G-Cloud: Is there a silver, padded lining?

Yesterday, G-Cloud celebrated its third birthday.

In that time, it has accounted for £431m of government expenditure. (The correct figure is allegedly £467m, but the team is yet to update its data file to correct a bug I highlighted to them, so I can’t vouch for the latter figure. They’re hoping to correct this today.)

Of the £431m, £50m (12%) has been spent on software as a service (SaaS); £31m (7%) on infrastructure as a service (IaaS); £6m (1%) on platform as a service (PaaS); and a staggering £344m (80%) on “specialist cloud services”, defined as follows:

Specialist Cloud Services (SCS) support your transition to SaaS, PaaS and IaaS. Examples of SCS include cloud strategy, data transfer between providers or day-to-day support of cloud-based services.

My take on this is that the SaaS, IaaS and PaaS are on the out-of-the-box widgets themselves; and “specialist cloud services” are the people who are needed to either implement or support cloud.

But if you were to buy a truly cloud-based service, one that plugged and played, then even though there are humans needed to support this on a day-to-day basis, my view is that their effort and cost would be wrapped up into the *aaS cost, and would be labelled such. For example, every penny of the £2,970,196 that Ninian Solutions (Huddle’s trading name) has earned through G-Cloud is labelled as SaaS. If you want Huddle, you sign a contract; you get some licences; and it’s yours to use. There are humans who support it on a day-to-day basis – hell, I’ve met lots of them. But to the customer, these people are invisible.

So I expect that the humans covered by the SCS bucket above are doing the stuff that *doesn’t* come out of the box – either migrating stuff to the new solution, or doing something cloud-related that doesn’t come out of the proverbial box. One hopes that they’re not doing stuff unrelated to cloud. That wouldn’t be good, would it?

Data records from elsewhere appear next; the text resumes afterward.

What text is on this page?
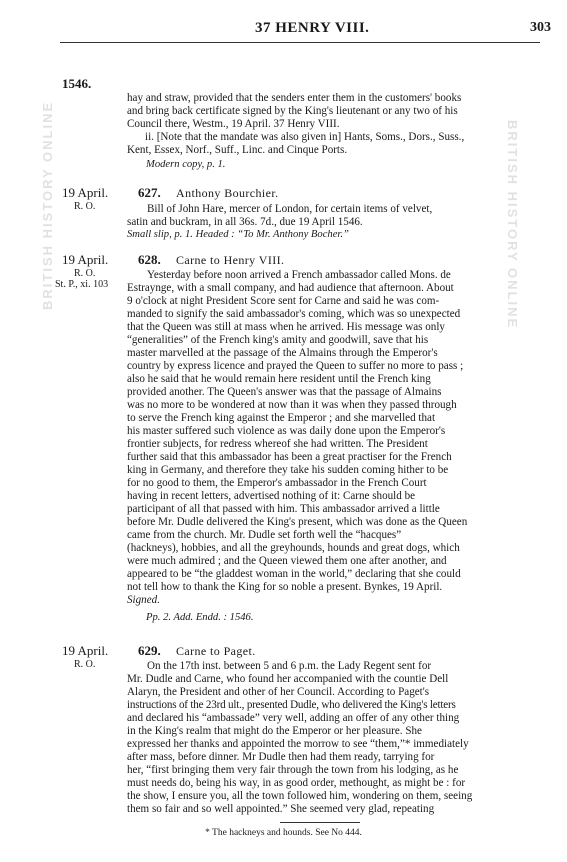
37 HENRY VIII.	303
BRITISH HISTORY ONLINE	BRITISH HISTORY ONLINE
1546.
hay and straw, provided that the senders enter them in the customers' books
and bring back certificate signed by the King's lieutenant or any two of his
Council there, Westm., 19 April. 37 Henry VIII.
ii. [Note that the mandate was also given in] Hants, Soms., Dors., Suss.,
Kent, Essex, Norf., Suff., Linc. and Cinque Ports.
Modern copy, p. 1.
19 April.
R. O.
627. Anthony Bourchier.
Bill of John Hare, mercer of London, for certain items of velvet,
satin and buckram, in all 36s. 7d., due 19 April 1546.
Small slip, p. 1. Headed : “To Mr. Anthony Bocher.”
19 April.
R. O.
St. P., xi. 103
628. Carne to Henry VIII.
Yesterday before noon arrived a French ambassador called Mons. de
Estraynge, with a small company, and had audience that afternoon. About
9 o'clock at night President Score sent for Carne and said he was com-
manded to signify the said ambassador's coming, which was so unexpected
that the Queen was still at mass when he arrived. His message was only
“generalities” of the French king's amity and goodwill, save that his
master marvelled at the passage of the Almains through the Emperor's
country by express licence and prayed the Queen to suffer no more to pass ;
also he said that he would remain here resident until the French king
provided another. The Queen's answer was that the passage of Almains
was no more to be wondered at now than it was when they passed through
to serve the French king against the Emperor ; and she marvelled that
his master suffered such violence as was daily done upon the Emperor's
frontier subjects, for redress whereof she had written. The President
further said that this ambassador has been a great practiser for the French
king in Germany, and therefore they take his sudden coming hither to be
for no good to them, the Emperor's ambassador in the French Court
having in recent letters, advertised nothing of it: Carne should be
participant of all that passed with him. This ambassador arrived a little
before Mr. Dudle delivered the King's present, which was done as the Queen
came from the church. Mr. Dudle set forth well the “hacques”
(hackneys), hobbies, and all the greyhounds, hounds and great dogs, which
were much admired ; and the Queen viewed them one after another, and
appeared to be “the gladdest woman in the world,” declaring that she could
not tell how to thank the King for so noble a present. Bynkes, 19 April.
Signed.
Pp. 2. Add. Endd. : 1546.
19 April.
R. O.
629. Carne to Paget.
On the 17th inst. between 5 and 6 p.m. the Lady Regent sent for
Mr. Dudle and Carne, who found her accompanied with the countie Dell
Alaryn, the President and other of her Council. According to Paget's
instructions of the 23rd ult., presented Dudle, who delivered the King's letters
and declared his “ambassade” very well, adding an offer of any other thing
in the King's realm that might do the Emperor or her pleasure. She
expressed her thanks and appointed the morrow to see “them,”* immediately
after mass, before dinner. Mr Dudle then had them ready, tarrying for
her, “first bringing them very fair through the town from his lodging, as he
must needs do, being his way, in as good order, methought, as might be : for
the show, I ensure you, all the town followed him, wondering on them, seeing
them so fair and so well appointed.” She seemed very glad, repeating
* The hackneys and hounds. See No 444.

In my rather simplistic mind, cloud has two features. First, it’s available solely over the internet. And secondly, it’s shared. If it’s not available over the internet, then it becomes infrastructure sat in a semi-dedicated data centre, which is the old world of IT, and therefore doesn’t fit the cloud definition. It’s available over a network, but that network is a pipe dedicated for use by the end client.

And if it’s an application that is designed and/or implemented specifically for your use, then it doesn’t embrace the ethos of cloud that is associated with driving down cost through reuse.

I would have hoped that by embracing the two features above, the extent to which humans was needed would be much less than the above numbers suggest to be the case.

There is clearly a need for people to implement the things that you are buying through G-Cloud. But I am surprised that 80% of the money that is being spent on G-Cloud is dedicated to this. I have no idea what an appropriate percentage would be – indeed it might be entirely appropriate for four pounds in every five to be spent on the people associated with the service. Views?

G-Cloud is a fabulous thing. It has transformed the way in which certain elements of IT are bought within government, and has brought into the fold a large number of small- to medium-sized supplier organisations. But I find certain elements troubling.

Valtech, BJSS, Methods Advisory, Equal Experts, PA Consulting and IBM UK are the biggest six suppliers based on total evidenced spend, with a total take of £88m. Of that, £87,188 has been spent on *aaS. That’s less than 0.1%. All of the remainder has been spent on the humans to think about, implement and support this stuff. I wonder whether that was the model intended when G-Cloud was introduced.

Comments

2 Responses to “G-Cloud: Is there a silver, padded lining?”

  1. Chris Chant on February 20th, 2015 21:29

    yes it was, that is why Lot4 is there!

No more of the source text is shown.